Rabbits have been known to play a game of chase with their owners. These frisky bunnies will run around a corner, stop and wait for their people to find them. Then, the rabbit will chase after its person when he or she turns to walk/run away.
Take a look at the wild rabbits nibbling on your shrubs or garden, and you’ll see that rabbits are natural grazers, searching for delectables as they make their way across their territory — and your yard. Pet rabbits, on the other hand, have their meals served to them … no need for them to dig or chew to reach food. An edible foraging toy like the one described below is just one way to satisfy your rabbit’s curiosity and taste buds. You can also hide treats in paper bags for your rabbit to rip apart or under hard-plastic stacking cups for it to knock over and reap the benefits of its conquest.
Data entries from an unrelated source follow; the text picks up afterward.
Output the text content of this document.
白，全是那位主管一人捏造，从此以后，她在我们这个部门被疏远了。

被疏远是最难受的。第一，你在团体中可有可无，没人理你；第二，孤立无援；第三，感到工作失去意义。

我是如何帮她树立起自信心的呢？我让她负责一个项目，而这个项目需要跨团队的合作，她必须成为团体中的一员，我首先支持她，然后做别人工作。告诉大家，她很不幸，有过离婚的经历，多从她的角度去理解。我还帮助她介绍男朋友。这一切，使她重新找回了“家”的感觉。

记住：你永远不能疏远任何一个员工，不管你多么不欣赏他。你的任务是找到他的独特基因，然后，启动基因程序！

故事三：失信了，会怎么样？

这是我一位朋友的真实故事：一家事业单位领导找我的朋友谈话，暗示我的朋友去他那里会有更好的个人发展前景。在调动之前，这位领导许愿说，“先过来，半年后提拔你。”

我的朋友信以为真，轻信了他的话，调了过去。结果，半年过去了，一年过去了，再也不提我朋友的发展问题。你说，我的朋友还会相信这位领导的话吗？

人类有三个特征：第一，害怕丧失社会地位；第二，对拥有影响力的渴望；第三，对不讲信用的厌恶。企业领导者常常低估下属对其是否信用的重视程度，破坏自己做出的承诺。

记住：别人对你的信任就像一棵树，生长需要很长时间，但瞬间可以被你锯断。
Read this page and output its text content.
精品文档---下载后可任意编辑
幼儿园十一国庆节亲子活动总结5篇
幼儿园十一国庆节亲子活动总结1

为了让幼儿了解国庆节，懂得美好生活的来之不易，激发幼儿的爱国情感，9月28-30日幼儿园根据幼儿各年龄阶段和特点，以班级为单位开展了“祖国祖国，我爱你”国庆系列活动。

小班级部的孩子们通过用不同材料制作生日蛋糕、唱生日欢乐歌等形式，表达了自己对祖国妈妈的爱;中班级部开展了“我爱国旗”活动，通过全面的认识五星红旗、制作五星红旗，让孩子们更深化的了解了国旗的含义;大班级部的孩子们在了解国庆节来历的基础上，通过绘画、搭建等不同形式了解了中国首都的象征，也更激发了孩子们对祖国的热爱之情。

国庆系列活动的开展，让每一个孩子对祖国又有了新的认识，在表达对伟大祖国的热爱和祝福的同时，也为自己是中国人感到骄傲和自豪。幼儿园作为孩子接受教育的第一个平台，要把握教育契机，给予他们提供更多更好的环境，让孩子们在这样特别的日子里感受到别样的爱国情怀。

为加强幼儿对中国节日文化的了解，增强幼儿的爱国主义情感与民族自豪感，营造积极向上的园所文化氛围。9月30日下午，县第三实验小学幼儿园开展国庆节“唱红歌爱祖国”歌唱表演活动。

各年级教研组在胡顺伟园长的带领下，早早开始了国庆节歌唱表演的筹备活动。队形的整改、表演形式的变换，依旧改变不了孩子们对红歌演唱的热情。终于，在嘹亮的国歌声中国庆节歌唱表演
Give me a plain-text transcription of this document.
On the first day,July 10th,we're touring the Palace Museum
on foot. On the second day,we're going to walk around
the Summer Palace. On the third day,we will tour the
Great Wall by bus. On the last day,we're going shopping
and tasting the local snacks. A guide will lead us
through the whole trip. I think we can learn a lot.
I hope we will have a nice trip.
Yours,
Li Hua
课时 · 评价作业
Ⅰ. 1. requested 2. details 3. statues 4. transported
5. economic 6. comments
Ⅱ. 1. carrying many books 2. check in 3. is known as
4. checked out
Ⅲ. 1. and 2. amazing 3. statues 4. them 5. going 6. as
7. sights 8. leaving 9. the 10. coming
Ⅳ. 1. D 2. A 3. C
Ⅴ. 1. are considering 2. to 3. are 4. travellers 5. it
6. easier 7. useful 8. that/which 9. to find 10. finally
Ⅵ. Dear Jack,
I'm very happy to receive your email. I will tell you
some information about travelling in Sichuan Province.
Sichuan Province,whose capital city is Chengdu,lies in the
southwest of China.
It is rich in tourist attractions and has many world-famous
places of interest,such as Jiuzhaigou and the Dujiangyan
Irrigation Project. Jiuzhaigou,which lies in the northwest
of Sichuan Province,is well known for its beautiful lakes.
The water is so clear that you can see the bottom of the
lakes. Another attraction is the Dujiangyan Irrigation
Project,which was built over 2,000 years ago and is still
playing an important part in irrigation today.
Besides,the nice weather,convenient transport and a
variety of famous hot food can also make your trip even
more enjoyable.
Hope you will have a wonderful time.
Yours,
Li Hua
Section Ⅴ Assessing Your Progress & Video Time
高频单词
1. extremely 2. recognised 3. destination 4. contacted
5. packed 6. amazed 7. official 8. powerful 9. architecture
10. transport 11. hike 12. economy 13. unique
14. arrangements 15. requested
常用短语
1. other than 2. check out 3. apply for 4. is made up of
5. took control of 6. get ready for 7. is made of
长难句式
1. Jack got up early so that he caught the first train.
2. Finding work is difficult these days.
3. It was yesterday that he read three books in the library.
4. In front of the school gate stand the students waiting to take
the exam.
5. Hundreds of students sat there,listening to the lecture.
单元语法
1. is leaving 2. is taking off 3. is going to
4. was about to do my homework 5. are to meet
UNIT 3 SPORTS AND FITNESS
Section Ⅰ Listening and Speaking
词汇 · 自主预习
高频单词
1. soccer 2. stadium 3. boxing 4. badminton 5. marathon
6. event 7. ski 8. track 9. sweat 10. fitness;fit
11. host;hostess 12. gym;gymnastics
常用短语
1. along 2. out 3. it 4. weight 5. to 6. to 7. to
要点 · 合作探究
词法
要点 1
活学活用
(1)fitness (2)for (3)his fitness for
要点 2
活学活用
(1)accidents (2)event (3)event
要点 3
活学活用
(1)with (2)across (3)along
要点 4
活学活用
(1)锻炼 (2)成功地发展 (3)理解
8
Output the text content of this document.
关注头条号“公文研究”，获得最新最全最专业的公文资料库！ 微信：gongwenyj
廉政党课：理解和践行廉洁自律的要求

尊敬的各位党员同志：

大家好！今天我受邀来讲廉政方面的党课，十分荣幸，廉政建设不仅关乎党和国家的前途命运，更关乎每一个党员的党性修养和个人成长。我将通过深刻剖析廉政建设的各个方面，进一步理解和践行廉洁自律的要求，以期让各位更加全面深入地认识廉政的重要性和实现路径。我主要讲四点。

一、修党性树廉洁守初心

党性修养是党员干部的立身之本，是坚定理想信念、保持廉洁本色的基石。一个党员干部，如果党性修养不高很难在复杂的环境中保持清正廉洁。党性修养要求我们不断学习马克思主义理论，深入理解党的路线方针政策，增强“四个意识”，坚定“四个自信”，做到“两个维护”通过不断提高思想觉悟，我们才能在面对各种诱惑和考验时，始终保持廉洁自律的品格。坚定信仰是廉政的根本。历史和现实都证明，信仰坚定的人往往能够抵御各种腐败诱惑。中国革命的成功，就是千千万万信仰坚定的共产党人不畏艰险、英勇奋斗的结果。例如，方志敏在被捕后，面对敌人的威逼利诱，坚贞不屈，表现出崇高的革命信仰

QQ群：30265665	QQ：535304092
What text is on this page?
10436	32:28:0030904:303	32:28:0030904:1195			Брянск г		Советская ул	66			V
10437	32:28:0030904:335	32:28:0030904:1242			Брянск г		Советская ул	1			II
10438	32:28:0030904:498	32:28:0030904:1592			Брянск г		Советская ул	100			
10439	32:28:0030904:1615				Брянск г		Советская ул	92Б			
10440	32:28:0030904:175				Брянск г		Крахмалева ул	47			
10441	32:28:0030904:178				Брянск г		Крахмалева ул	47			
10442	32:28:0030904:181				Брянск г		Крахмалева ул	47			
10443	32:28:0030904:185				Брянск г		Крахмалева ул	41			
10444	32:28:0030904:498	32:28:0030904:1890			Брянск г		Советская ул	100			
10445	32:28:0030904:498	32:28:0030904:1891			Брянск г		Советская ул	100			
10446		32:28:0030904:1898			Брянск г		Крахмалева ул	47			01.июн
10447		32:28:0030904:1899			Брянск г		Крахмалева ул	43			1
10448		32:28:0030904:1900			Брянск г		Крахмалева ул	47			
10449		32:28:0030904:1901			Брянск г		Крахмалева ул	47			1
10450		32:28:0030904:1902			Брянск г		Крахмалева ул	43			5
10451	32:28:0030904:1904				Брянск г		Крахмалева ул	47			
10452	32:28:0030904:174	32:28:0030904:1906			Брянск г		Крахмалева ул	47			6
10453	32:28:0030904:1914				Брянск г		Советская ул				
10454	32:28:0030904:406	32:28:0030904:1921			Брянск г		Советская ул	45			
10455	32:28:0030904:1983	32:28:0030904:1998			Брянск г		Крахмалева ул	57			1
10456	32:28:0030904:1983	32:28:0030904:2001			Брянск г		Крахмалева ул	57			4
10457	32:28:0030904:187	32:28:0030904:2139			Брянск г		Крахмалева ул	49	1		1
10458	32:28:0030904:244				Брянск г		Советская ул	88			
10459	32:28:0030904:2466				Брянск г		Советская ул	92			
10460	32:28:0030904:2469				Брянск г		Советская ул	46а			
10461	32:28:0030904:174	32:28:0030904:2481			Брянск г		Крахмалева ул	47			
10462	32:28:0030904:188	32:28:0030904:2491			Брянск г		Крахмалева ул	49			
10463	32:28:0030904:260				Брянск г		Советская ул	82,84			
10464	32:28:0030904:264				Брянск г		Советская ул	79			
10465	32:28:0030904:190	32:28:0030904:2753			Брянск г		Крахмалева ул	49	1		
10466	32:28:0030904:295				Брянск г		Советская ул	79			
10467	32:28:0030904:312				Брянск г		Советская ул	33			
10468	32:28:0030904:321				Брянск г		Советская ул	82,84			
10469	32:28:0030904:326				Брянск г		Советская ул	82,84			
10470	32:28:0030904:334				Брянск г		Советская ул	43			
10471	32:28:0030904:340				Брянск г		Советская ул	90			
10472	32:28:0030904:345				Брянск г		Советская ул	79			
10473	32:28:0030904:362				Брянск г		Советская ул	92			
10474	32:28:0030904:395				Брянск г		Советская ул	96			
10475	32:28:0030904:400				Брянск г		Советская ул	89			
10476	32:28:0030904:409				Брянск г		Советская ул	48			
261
Some rabbit rescue groups and online boutiques offer rabbit-safe treat toys made of twigs, baskets and more, to keep your bunny happily working for its reward.
Make This Toy!
What you need:
- 1 cardboard center from a paper towel roll or toilet paper roll
- A treat such as a small piece of carrot, sprigs of parsley, cilantro or a piece of broccoli
What to do:
1. Stuff the hay halfway into the tube
2. Place treat in the middle of the tube
3. Fill the rest of the tube with hay
(*Variations: Fold up the edges of one end of the tube to prevent the contents from falling out if your rabbit picks it up or tosses it around. Or put a hole in the top and hang it from your rabbit’s cage so it has to do some work for its reward, which is a good way to keep your rabbit happily occupied.)